Exhausted, you fall asleep. You wake up to your phone buzzing with a video doorbell notification.
“Yes?” you ask, your voice disconcertingly fuzzy.
“It’s Mr. Yuan. Really young hooah come see me tell me maybe my cream work too good. I think of you and I think maybe you need new clothe!”
You throw on your clothes, fling open the door, and look up—up!—at the wizened old Chinese man as your pants and boxers fall down again.
“Oh good. You take shower. Get all cream off! But maybe make you too young. You can’t wear adult clothe!” He takes your bony shoulder and frog marches you over to a doorway. He whips out a pencil and a tape measure and marks your height.
“150 centimeter. Maybe five foot, or four foot eleven. You have scale?”
You nod, bring him into the bathroom, and step on the scale.
“Eighty four pound.” You shudder as your body gets hot. You writhe slightly and get dizzy.
“Oooh. Seventy eight pound. But that dizzy good. Mean you done getting smaller.” He takes you back over to the doorway. The mark he just made is well above your head now. “142 centimeter. Maybe four foot eight now. But you done now. Maybe eleven or ten year old. No more ache and pain, no more old man noises when sit down!”
You start to cry. “I didn’t want to be a kid again!” you cry out in a voice untouched by puberty. “Put me back! Maybe an age cream?”
“Pah! No such thing. Every kid would use. You have to grow up normal way. But maybe bad news for you.”
“Worse than having to grow up again?”
“Listen. This cream meant for adult only! For old man who want to feel young again. I had to study why. Old man who pay for research want to spend young as long as possible! So cream make him young but then get old very slow. So he can enjoy life, pretty woman, big strong, long time.”
As you parse through his thick broken English, it dawns on you what he is saying.

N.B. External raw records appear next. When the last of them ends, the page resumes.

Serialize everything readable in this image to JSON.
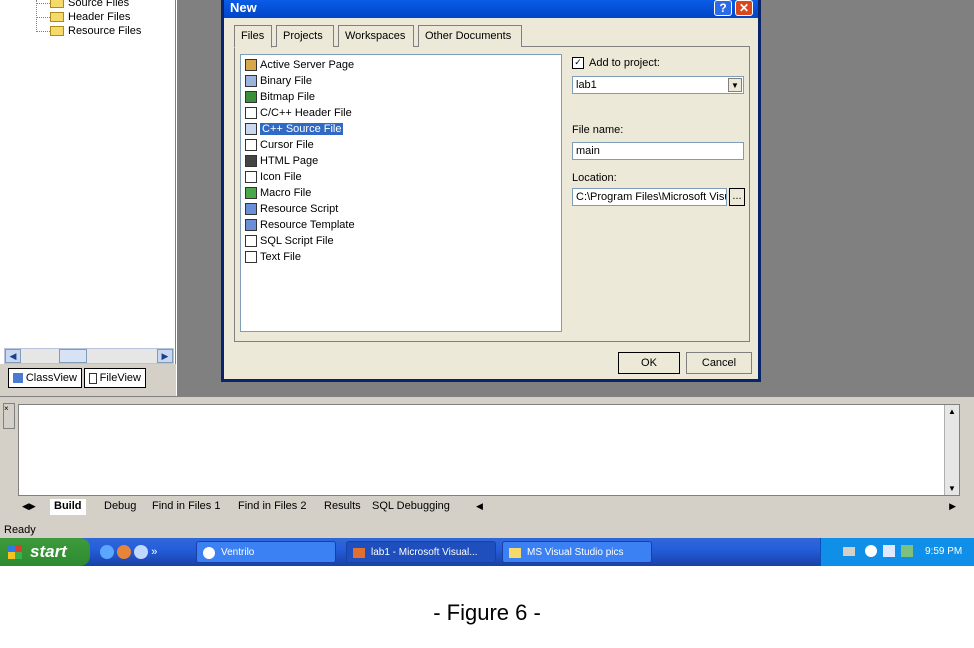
{
  "workspace": {
    "tree": [
      "Source Files",
      "Header Files",
      "Resource Files"
    ],
    "tabs": [
      "ClassView",
      "FileView"
    ]
  },
  "dialog": {
    "title": "New",
    "tabs": [
      "Files",
      "Projects",
      "Workspaces",
      "Other Documents"
    ],
    "file_types": [
      "Active Server Page",
      "Binary File",
      "Bitmap File",
      "C/C++ Header File",
      "C++ Source File",
      "Cursor File",
      "HTML Page",
      "Icon File",
      "Macro File",
      "Resource Script",
      "Resource Template",
      "SQL Script File",
      "Text File"
    ],
    "selected_file_type": "C++ Source File",
    "add_to_project_label": "Add to project:",
    "add_to_project_checked": true,
    "project_value": "lab1",
    "file_name_label": "File name:",
    "file_name_value": "main",
    "location_label": "Location:",
    "location_value": "C:\\Program Files\\Microsoft Visua",
    "browse_label": "...",
    "ok_label": "OK",
    "cancel_label": "Cancel"
  },
  "output": {
    "tabs": [
      "Build",
      "Debug",
      "Find in Files 1",
      "Find in Files 2",
      "Results",
      "SQL Debugging"
    ]
  },
  "status_text": "Ready",
  "taskbar": {
    "start_label": "start",
    "items": [
      "Ventrilo",
      "lab1 - Microsoft Visual...",
      "MS Visual Studio pics"
    ],
    "clock": "9:59 PM"
  },
  "caption": "- Figure 6 -",
  "colors": {
    "titlebar": "#0a5ce6",
    "selection": "#316ac5",
    "taskbar": "#245edb",
    "start": "#2f8a2f"
  }
}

“You mean I won’t grow up? I’m stuck like this forever?”
“No, no, don’t be stupid! No such thing as immortality! Just make you get older slow. So maybe three or four time slow. Original customer buy that cream maybe ten or twelve year ago, use to make himself eighteen. Now maybe look twenty one. Spend long time in his prime! Big athlete now.”
You do the math in your head. You might not even be able to father children for ten years! And the idea of a puberty that lasts twenty years or more… you cry even harder.
“Listen,” says Mr. Yuan. “Right now a little inconvenient! But you make friends now and then when they old… you still young! They have arthritis and bad back and bald and you still young stud!”
You just shake your head.
“There nothing to do except grow up,” says Mr. Yuan. “Now here. I bring smaller clothe because I think maybe the hooah get younger from your cream. You put on and we go get better clothe for you.”
You sniff, wipe your eyes, and put on the shorts and t-shirt and slides. They’re too big for you but far better than the adult clothes you left behind.